Annual no-till cropping is increasing in semiarid eastern Oregon and Washington where winter wheat-summer fallow rotation has been traditional. Samples from annual cereal, brassica and legume crops during 1999 revealed Pratylenchus neglectus and/or P. thornei populations (root lesion nematode, RLN) up to 4,369 per g root and 3,970 per kg soil. RLN was inversely correlated (R(^2) = 0.56; p = 0.002) with yield in a crop rotation experiment planted uniformly to winter wheat during the sixth year. RLN numbers in 109 fields from 10 OR and WA counties during 2000 ranged from zero to 2,449 per g root and zero to 35,960 per kg soil. Wheat rotated with fallow had fewer than 100 per g root. High numbers (above 300 per g root for dry environments) occurred in 44 percent of fields cropped more than 2 of 4 years. Tillage system had no influence. Numbers were lowest in flax and safflower, and lower in cereals following cereals than legumes or brassicas. Grain yield for 5 spring wheat varieties treated or not with aldicarb at planting during 2001 was inversely correlated with RLN in roots (R(^2) = 0.21, p = 0.01) and with RLN plus Hessian fly-infested plants (R(^2) = 0.50, p = 0.001).

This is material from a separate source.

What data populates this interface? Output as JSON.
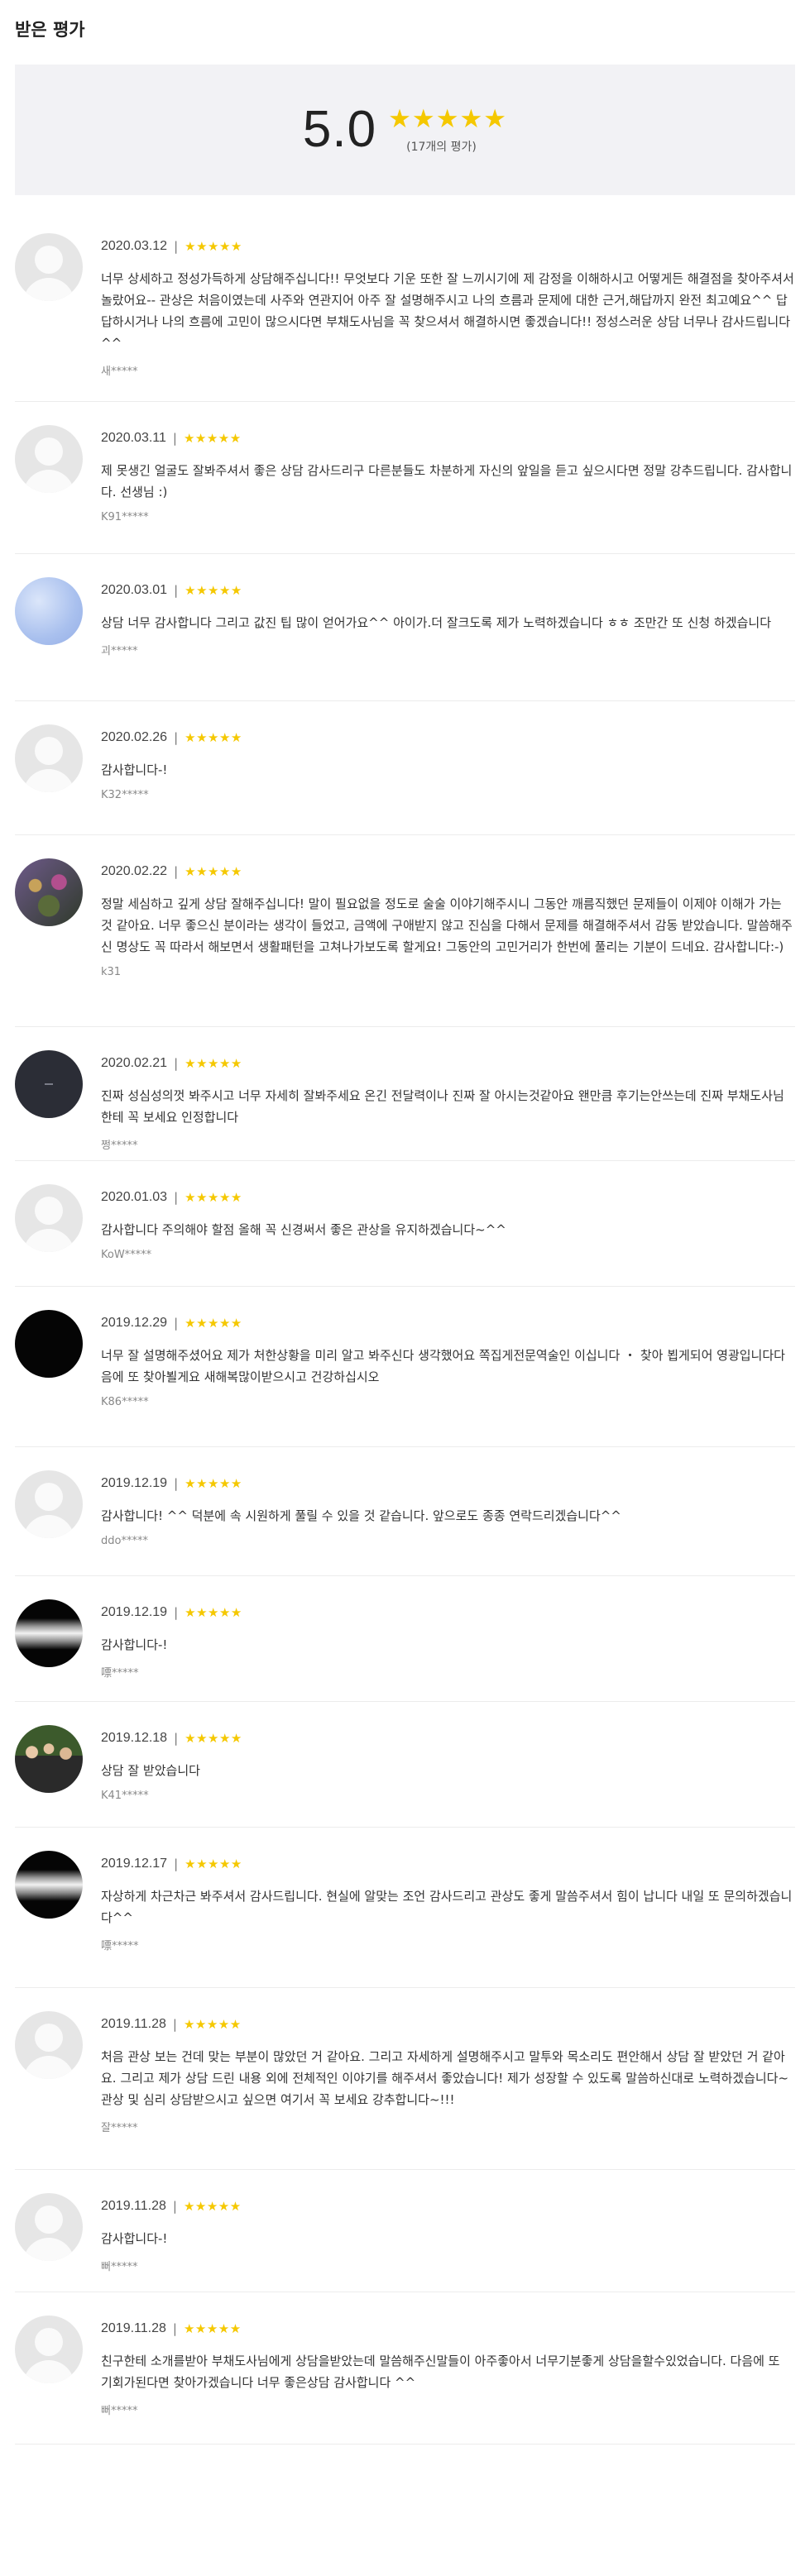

“A Tree Grows In Virginia.”
R. J. Stipes. Dept. Plant Pathology, Physiology and Weed Science, Virginia Tech, Blacksburg, VA 24061. Publication no. P-2003-0022-PTA.

The title is borrowed from “A Tree Grows in Brooklyn,” the 1943 novel by Betty Smith, and the tree is Ailanthus altissima, an invasive exotic from China which has become a pervasive weed tree on many roadside and landscape sites in Virginia and throughout the USA. Ailanthus is strongly allelopathic, competes with higher quality native vegetation and has become an overall pest. We have surveyed roadsides for declining Ailanthus, and have isolated numerous fungi, including Fusarium oxysporum f. sp. perniciosum (Fop), the vascular pathogen that has essentially destroyed the beautiful mimosa tree (Albizia julibrissin). Fop isolates from Ailanthus or Albizia induce typical wilt syndromes on either host in greenhouse seedling root-dip inoculations using spore suspensions as inoculum. We propose to develop this Fusarium as a mycoherbicide for Ailanthus, and plan further surveys of declining Ailanthus.